FLRC: Fine-grained Low-Rank Compressor for Efficient LLM Inference
Problem Statement
LLMs' massive parameter counts make them costly to deploy on resource-constrained hardware, and while low-rank compression can shrink memory and compute costs, existing methods apply a one-size-fits-all compression ratio across layers, causing uneven and often severe performance loss. Additionally, prior low-rank approaches degrade substantially during the decoding (generation) phase, limiting their usefulness for real-world text generation tasks like summarization.
Key Novelty
- An efficient algorithm for determining an optimal, layer-specific rank allocation instead of a uniform global compression ratio
- Progressive low-rank decoding mechanism designed specifically to preserve generation quality during autoregressive inference
- A unified fine-grained compression framework that jointly addresses both weight compression and decoding-time quality degradation, unlike prior work that focuses only on static compression
Evaluation Highlights
- Up to 17% improvement in ROUGE-L on summarization benchmarks over state-of-the-art low-rank compression baselines
- Comprehensive evaluation across diverse benchmarks demonstrating consistent superiority over prior low-rank compression methods
Signal Assessment
Methodology
- Assess per-layer sensitivity/importance to compression to guide a fine-grained rank allocation strategy across the model
- Efficiently search or compute optimal ranks per layer under a global compression budget, avoiding costly exhaustive search
- Apply low-rank decomposition (e.g., SVD-based factorization) to weight matrices using the allocated per-layer ranks
- Introduce progressive low-rank decoding that adapts computation across decoding steps to mitigate error accumulation during generation
- Evaluate the compressed model on summarization and other diverse NLP benchmarks against SOTA low-rank compression baselines
System Components
Determines an optimal, non-uniform rank/compression ratio for each layer based on layer-wise importance or sensitivity, rather than applying one global ratio.
Performs the underlying matrix factorization (e.g., SVD-based) to compress weight matrices at the allocated per-layer ranks.

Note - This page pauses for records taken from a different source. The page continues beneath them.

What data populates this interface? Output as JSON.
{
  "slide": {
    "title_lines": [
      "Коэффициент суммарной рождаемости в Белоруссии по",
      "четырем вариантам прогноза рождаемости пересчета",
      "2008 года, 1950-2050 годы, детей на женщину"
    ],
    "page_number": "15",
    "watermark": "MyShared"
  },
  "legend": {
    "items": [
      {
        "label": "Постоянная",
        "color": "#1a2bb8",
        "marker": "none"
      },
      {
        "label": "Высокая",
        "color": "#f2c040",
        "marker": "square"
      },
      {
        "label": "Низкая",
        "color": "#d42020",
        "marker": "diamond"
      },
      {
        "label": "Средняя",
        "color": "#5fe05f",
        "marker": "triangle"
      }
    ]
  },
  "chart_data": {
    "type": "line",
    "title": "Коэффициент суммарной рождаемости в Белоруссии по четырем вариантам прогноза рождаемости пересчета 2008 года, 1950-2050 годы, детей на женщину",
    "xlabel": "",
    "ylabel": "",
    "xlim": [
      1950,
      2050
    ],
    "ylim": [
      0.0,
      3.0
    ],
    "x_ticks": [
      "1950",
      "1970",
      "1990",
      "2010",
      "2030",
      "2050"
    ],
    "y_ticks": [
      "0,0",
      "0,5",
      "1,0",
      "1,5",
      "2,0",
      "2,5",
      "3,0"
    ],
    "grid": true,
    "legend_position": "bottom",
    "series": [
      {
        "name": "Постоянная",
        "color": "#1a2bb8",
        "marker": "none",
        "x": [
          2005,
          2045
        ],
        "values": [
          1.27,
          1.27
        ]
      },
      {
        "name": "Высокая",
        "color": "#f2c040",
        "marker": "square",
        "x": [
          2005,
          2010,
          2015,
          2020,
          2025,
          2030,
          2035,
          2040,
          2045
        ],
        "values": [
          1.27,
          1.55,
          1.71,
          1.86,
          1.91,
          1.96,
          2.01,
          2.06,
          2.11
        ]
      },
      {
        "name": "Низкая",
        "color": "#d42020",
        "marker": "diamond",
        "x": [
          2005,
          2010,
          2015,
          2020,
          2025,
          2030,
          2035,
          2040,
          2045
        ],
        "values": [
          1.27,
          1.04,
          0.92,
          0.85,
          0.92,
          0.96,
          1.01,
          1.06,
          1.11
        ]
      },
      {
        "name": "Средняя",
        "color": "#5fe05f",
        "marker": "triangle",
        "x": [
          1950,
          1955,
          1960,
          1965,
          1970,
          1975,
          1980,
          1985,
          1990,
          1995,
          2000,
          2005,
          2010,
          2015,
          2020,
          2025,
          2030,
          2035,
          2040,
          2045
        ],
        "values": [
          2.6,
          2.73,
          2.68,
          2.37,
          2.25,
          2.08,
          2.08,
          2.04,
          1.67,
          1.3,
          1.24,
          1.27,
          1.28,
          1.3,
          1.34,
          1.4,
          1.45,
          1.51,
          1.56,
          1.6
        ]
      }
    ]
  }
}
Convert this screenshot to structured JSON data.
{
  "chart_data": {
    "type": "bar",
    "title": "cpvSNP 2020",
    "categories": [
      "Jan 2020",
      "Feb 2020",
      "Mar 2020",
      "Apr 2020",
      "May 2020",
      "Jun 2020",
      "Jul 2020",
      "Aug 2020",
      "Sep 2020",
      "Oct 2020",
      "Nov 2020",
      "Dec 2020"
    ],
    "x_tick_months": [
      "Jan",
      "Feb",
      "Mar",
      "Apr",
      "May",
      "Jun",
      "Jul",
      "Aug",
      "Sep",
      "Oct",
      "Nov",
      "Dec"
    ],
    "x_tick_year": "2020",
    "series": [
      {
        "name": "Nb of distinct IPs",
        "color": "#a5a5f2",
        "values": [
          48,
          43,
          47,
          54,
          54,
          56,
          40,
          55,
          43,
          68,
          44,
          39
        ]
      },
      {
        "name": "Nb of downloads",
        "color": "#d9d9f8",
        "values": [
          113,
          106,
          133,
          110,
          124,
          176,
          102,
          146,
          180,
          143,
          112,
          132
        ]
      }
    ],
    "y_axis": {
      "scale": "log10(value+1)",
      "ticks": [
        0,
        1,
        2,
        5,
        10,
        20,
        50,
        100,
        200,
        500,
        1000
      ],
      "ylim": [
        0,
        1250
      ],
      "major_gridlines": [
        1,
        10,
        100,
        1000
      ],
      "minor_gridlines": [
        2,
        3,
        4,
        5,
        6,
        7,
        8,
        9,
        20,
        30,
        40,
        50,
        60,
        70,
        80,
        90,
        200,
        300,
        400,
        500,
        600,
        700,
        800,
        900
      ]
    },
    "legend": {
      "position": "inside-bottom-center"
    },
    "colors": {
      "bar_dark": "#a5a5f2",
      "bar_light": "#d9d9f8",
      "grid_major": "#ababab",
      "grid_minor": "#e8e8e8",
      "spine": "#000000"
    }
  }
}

A decoding-time mechanism that preserves generation quality by progressively adjusting low-rank computations, addressing degradation seen in prior methods during autoregressive inference.
Results
| Metric/Benchmark | SOTA Low-Rank Baseline | FLRC | Delta |
|---|---|---|---|
| ROUGE-L (Summarization tasks) | Baseline score | Improved score | Up to +17% |
| Decoding-time generation quality | Noticeable degradation | Maintained quality | Qualitative improvement |
| Performance across diverse benchmarks | Inconsistent under uniform compression | Consistently superior | Broad improvement |
Key Takeaways
- Uniform compression ratios across all layers are suboptimal; allocating compression budget per layer based on sensitivity yields substantially better quality-efficiency trade-offs
- Compression methods should be evaluated explicitly on decoding/generation behavior, not just static weight reconstruction error, since degradation can emerge specifically during autoregressive inference
- FLRC offers a practical, potentially drop-in low-rank compression pipeline for reducing LLM memory and compute footprint without requiring specialized quantization hardware
- Summarization and other generation-heavy tasks are particularly sensitive benchmarks for exposing weaknesses in existing compression techniques, making them useful stress tests for future methods
Abstract
Although large language models (LLM) have achieved remarkable performance, their enormous parameter counts hinder deployment on resource-constrained hardware. Low-rank compression can reduce both memory usage and computational demand, but applying a uniform compression ratio across all layers often leads to significant performance degradation, and previous methods perform poorly during decoding. To address these issues, we propose the Fine-grained Low-Rank Compressor (FLRC), which efficiently determines an optimal rank allocation for each layer, and incorporates progressive low-rank decoding to maintain text generation quality. Comprehensive experiments on diverse benchmarks demonstrate the superiority of FLRC, achieving up to a 17% improvement in ROUGE-L on summarization tasks compared to state-of-the-art low-rank compression methods, establishing a more robust and efficient framework to improve LLM inference.